Day 24 — Most Complicated RPG Owned
This one’s a toss-up between two different versions of Dungeons & Dragons: AD&D and Pathfinder.
AD&D stands atop this category because its various systems, subsystems, and rules arcana made it pretty much impossible to play without constant reference to the rulebooks, frequent interruptions to look things up, and a strong sense that every time you tried to accomplish something task-based, you were pausing your main D&D game and starting up a mini-game to resolve whatever needed to be done. (The fact that the game was awesome in spite of all that speaks volumes to the power of the underlying paradigms, I think.)
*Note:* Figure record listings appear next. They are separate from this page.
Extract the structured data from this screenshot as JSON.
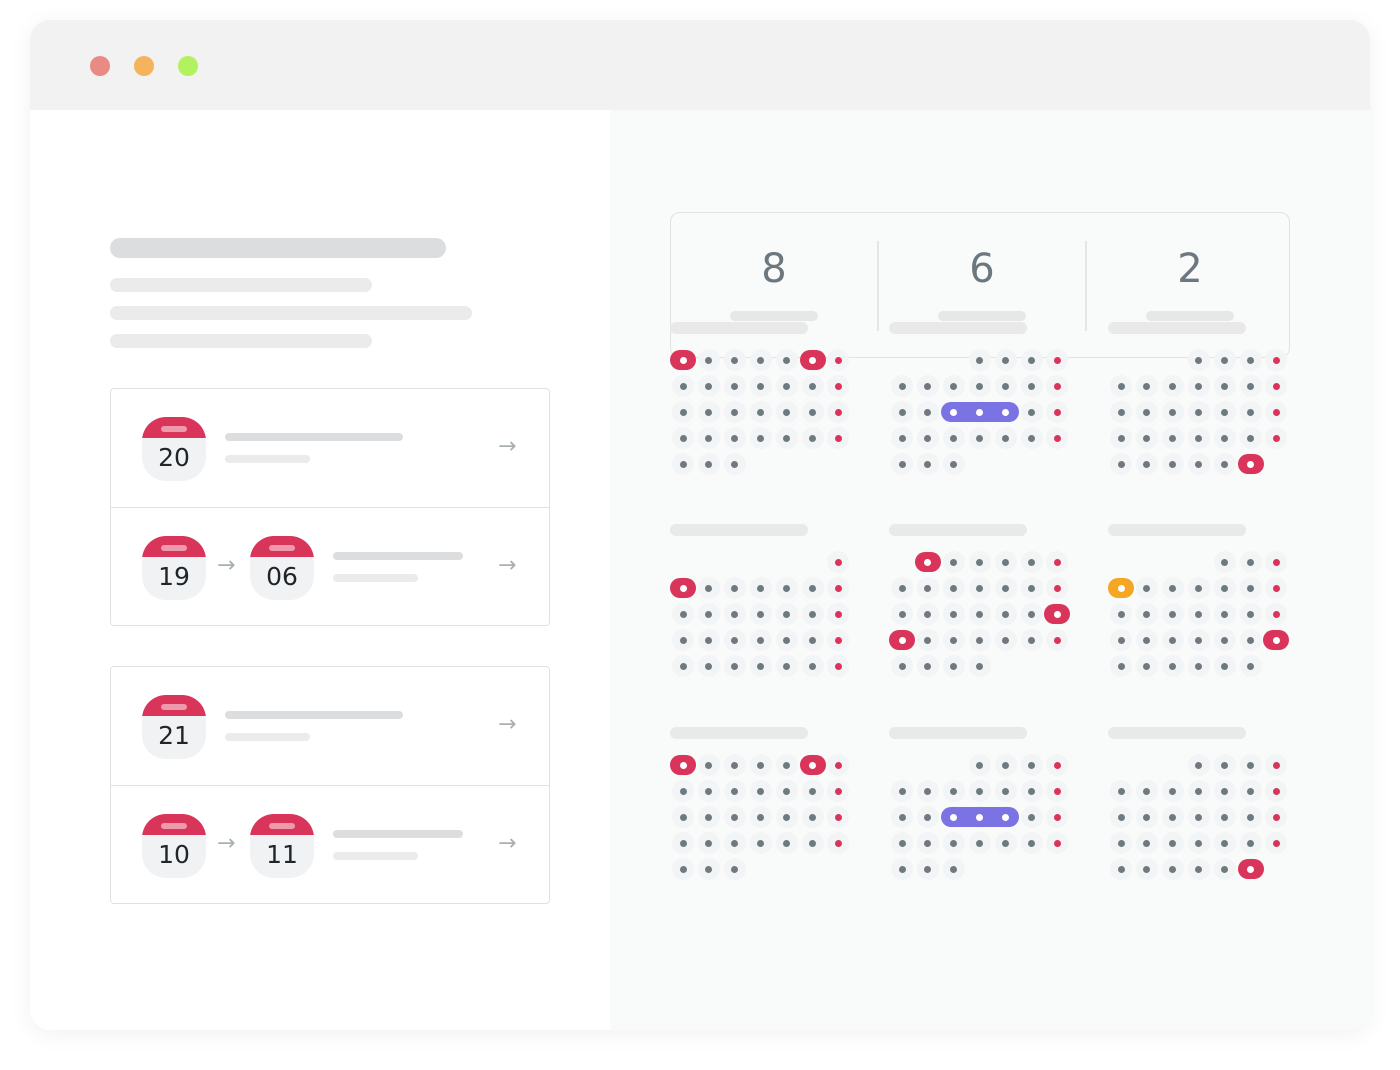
{
  "window": {
    "controls": [
      {
        "name": "close",
        "color": "#ea8a84"
      },
      {
        "name": "minimize",
        "color": "#f5b35e"
      },
      {
        "name": "maximize",
        "color": "#b1f25e"
      }
    ]
  },
  "colors": {
    "accent_red": "#d9345a",
    "range_purple": "#7b73e3",
    "orange": "#f5a623",
    "dot_gray": "#6f7a80"
  },
  "groups": [
    {
      "items": [
        {
          "dates": [
            "20"
          ]
        },
        {
          "dates": [
            "19",
            "06"
          ]
        }
      ]
    },
    {
      "items": [
        {
          "dates": [
            "21"
          ]
        },
        {
          "dates": [
            "10",
            "11"
          ]
        }
      ]
    }
  ],
  "stats": [
    {
      "value": "8"
    },
    {
      "value": "6"
    },
    {
      "value": "2"
    }
  ],
  "months": [
    {
      "offset": 0,
      "days": 31,
      "highlights": [
        1,
        6
      ],
      "range": null,
      "orange": []
    },
    {
      "offset": 3,
      "days": 28,
      "highlights": [],
      "range": [
        14,
        16
      ],
      "orange": []
    },
    {
      "offset": 3,
      "days": 31,
      "highlights": [
        31
      ],
      "range": null,
      "orange": []
    },
    {
      "offset": 6,
      "days": 29,
      "highlights": [
        2
      ],
      "range": null,
      "orange": []
    },
    {
      "offset": 1,
      "days": 31,
      "highlights": [
        1,
        20,
        21
      ],
      "range": null,
      "orange": []
    },
    {
      "offset": 4,
      "days": 30,
      "highlights": [
        24
      ],
      "range": null,
      "orange": [
        4
      ]
    },
    {
      "offset": 0,
      "days": 31,
      "highlights": [
        1,
        6
      ],
      "range": null,
      "orange": []
    },
    {
      "offset": 3,
      "days": 28,
      "highlights": [],
      "range": [
        14,
        16
      ],
      "orange": []
    },
    {
      "offset": 3,
      "days": 31,
      "highlights": [
        31
      ],
      "range": null,
      "orange": []
    }
  ]
}
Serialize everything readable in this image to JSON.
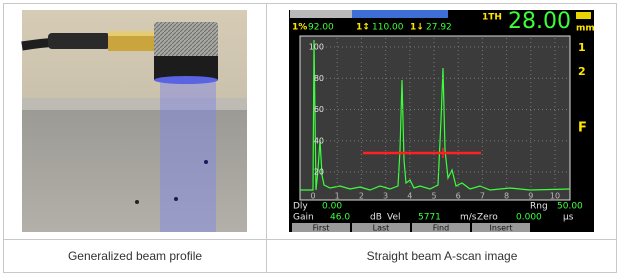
{
  "cells": [
    {
      "caption": "Generalized beam profile"
    },
    {
      "caption": "Straight beam A-scan image",
      "screen": {
        "status": [
          {
            "label": "1%",
            "value": "92.00"
          },
          {
            "label": "1↕",
            "value": "110.00"
          },
          {
            "label": "1↓",
            "value": "27.92"
          }
        ],
        "thickness": {
          "label": "1TH",
          "value": "28.00"
        },
        "unit": "mm",
        "side_labels": [
          "1",
          "2",
          "F"
        ],
        "y_labels": [
          "100",
          "80",
          "60",
          "40",
          "20"
        ],
        "x_labels": [
          "0",
          "1",
          "2",
          "3",
          "4",
          "5",
          "6",
          "7",
          "8",
          "9",
          "10"
        ],
        "delay": {
          "label": "Dly",
          "value": "0.00"
        },
        "range": {
          "label": "Rng",
          "value": "50.00"
        },
        "gain": {
          "label": "Gain",
          "value": "46.0",
          "unit": "dB"
        },
        "velocity": {
          "label": "Vel",
          "value": "5771",
          "unit": "m/s"
        },
        "zero": {
          "label": "Zero",
          "value": "0.000",
          "unit": "µs"
        },
        "buttons": [
          "First",
          "Last",
          "Find",
          "Insert"
        ]
      }
    }
  ]
}
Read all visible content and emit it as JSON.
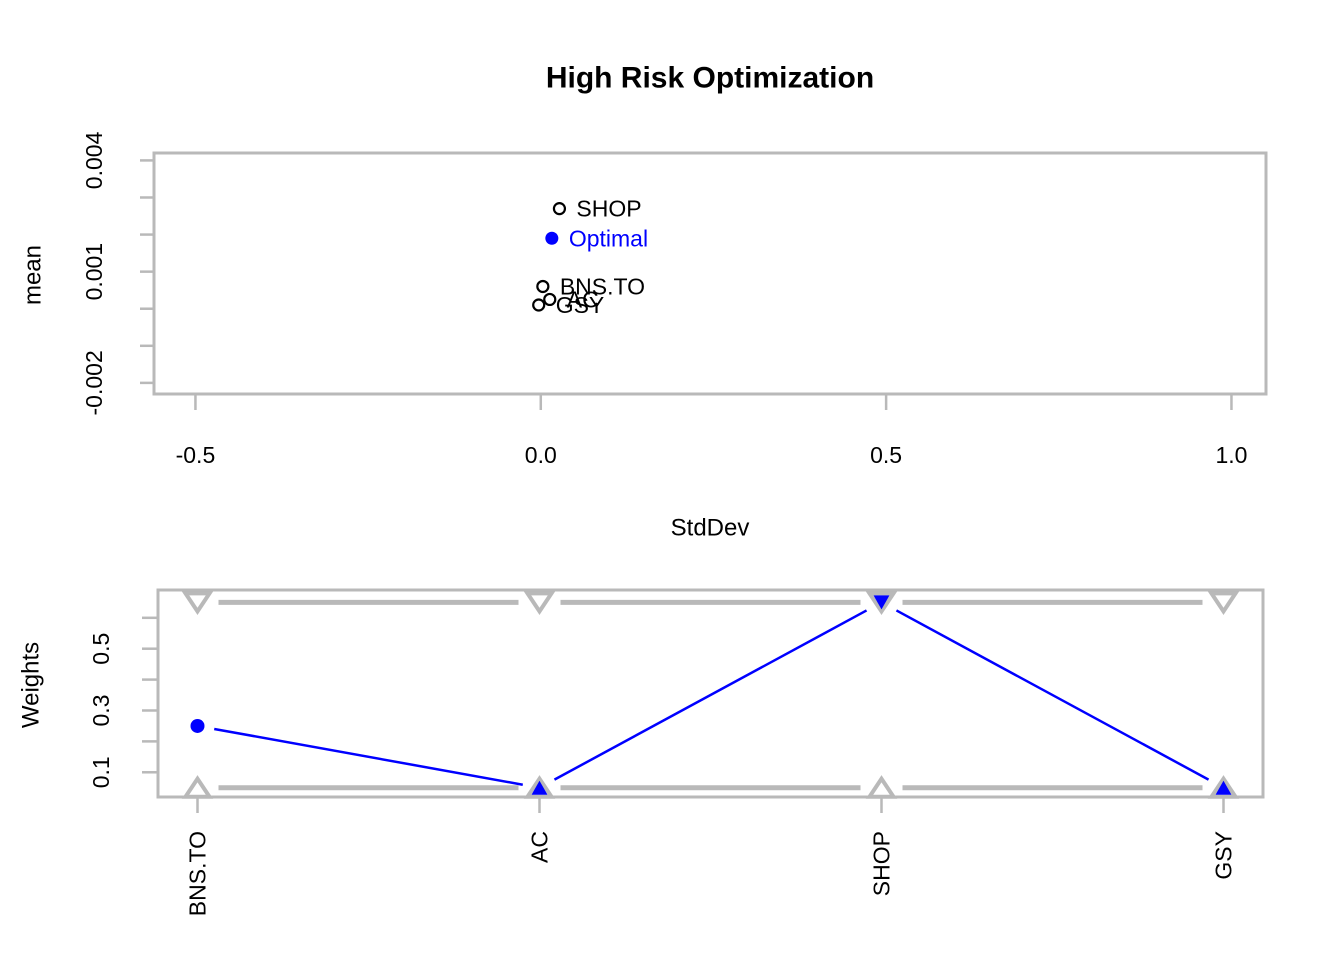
{
  "title": "High Risk Optimization",
  "colors": {
    "accent_blue": "#0000ff",
    "frame_gray": "#b9b9b9",
    "text_black": "#000000",
    "background": "#ffffff"
  },
  "chart_data": [
    {
      "type": "scatter",
      "name": "risk-return-scatter",
      "title": "High Risk Optimization",
      "xlabel": "StdDev",
      "ylabel": "mean",
      "xlim": [
        -0.56,
        1.05
      ],
      "ylim": [
        -0.0023,
        0.0042
      ],
      "x_ticks": [
        -0.5,
        0.0,
        0.5,
        1.0
      ],
      "x_tick_labels": [
        "-0.5",
        "0.0",
        "0.5",
        "1.0"
      ],
      "y_ticks": [
        0.004,
        0.003,
        0.002,
        0.001,
        0.0,
        -0.001,
        -0.002
      ],
      "y_tick_labels": [
        "0.004",
        "",
        "",
        "0.001",
        "",
        "",
        "-0.002"
      ],
      "grid": false,
      "legend": "none",
      "points": [
        {
          "label": "SHOP",
          "x": 0.027,
          "y": 0.0027,
          "marker": "open-circle",
          "color": "#000000"
        },
        {
          "label": "Optimal",
          "x": 0.016,
          "y": 0.0019,
          "marker": "filled-circle",
          "color": "#0000ff"
        },
        {
          "label": "BNS.TO",
          "x": 0.003,
          "y": 0.0006,
          "marker": "open-circle",
          "color": "#000000"
        },
        {
          "label": "AC",
          "x": 0.013,
          "y": 0.00025,
          "marker": "open-circle",
          "color": "#000000"
        },
        {
          "label": "GSY",
          "x": -0.003,
          "y": 0.0001,
          "marker": "open-circle",
          "color": "#000000"
        }
      ]
    },
    {
      "type": "line",
      "name": "weights-line-plot",
      "ylabel": "Weights",
      "categories": [
        "BNS.TO",
        "AC",
        "SHOP",
        "GSY"
      ],
      "series": [
        {
          "name": "optimal-weights",
          "values": [
            0.25,
            0.05,
            0.65,
            0.05
          ],
          "color": "#0000ff"
        }
      ],
      "constraints": {
        "min": 0.05,
        "max": 0.65
      },
      "ylim": [
        0.02,
        0.69
      ],
      "y_ticks": [
        0.1,
        0.2,
        0.3,
        0.4,
        0.5,
        0.6
      ],
      "y_tick_labels": [
        "0.1",
        "",
        "0.3",
        "",
        "0.5",
        ""
      ],
      "grid": false,
      "legend": "none"
    }
  ]
}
Pathfinder is an honorable mention here because Paizo Publishing has done such a phenomenal job of building a new game on top of D&D v3.5 — but in the course of making sure the original core of v3.5 was kept intact, everything that’s been added to it has increased the complexity of possibility in the game. All the core Pathfinder expansion material (and much of the third-party expansion material) is excellent. But taken as a whole, it creates such a wealth of options for play (the original classes, new classes, backgrounds, new prestige classes, alternate class features, new races, archetypes, and on and on) that it too often and too easily leads to a kind of analysis paralysis. Especially for new players, it’s impossible to figure out what you want to do with your character because there are simply too many options.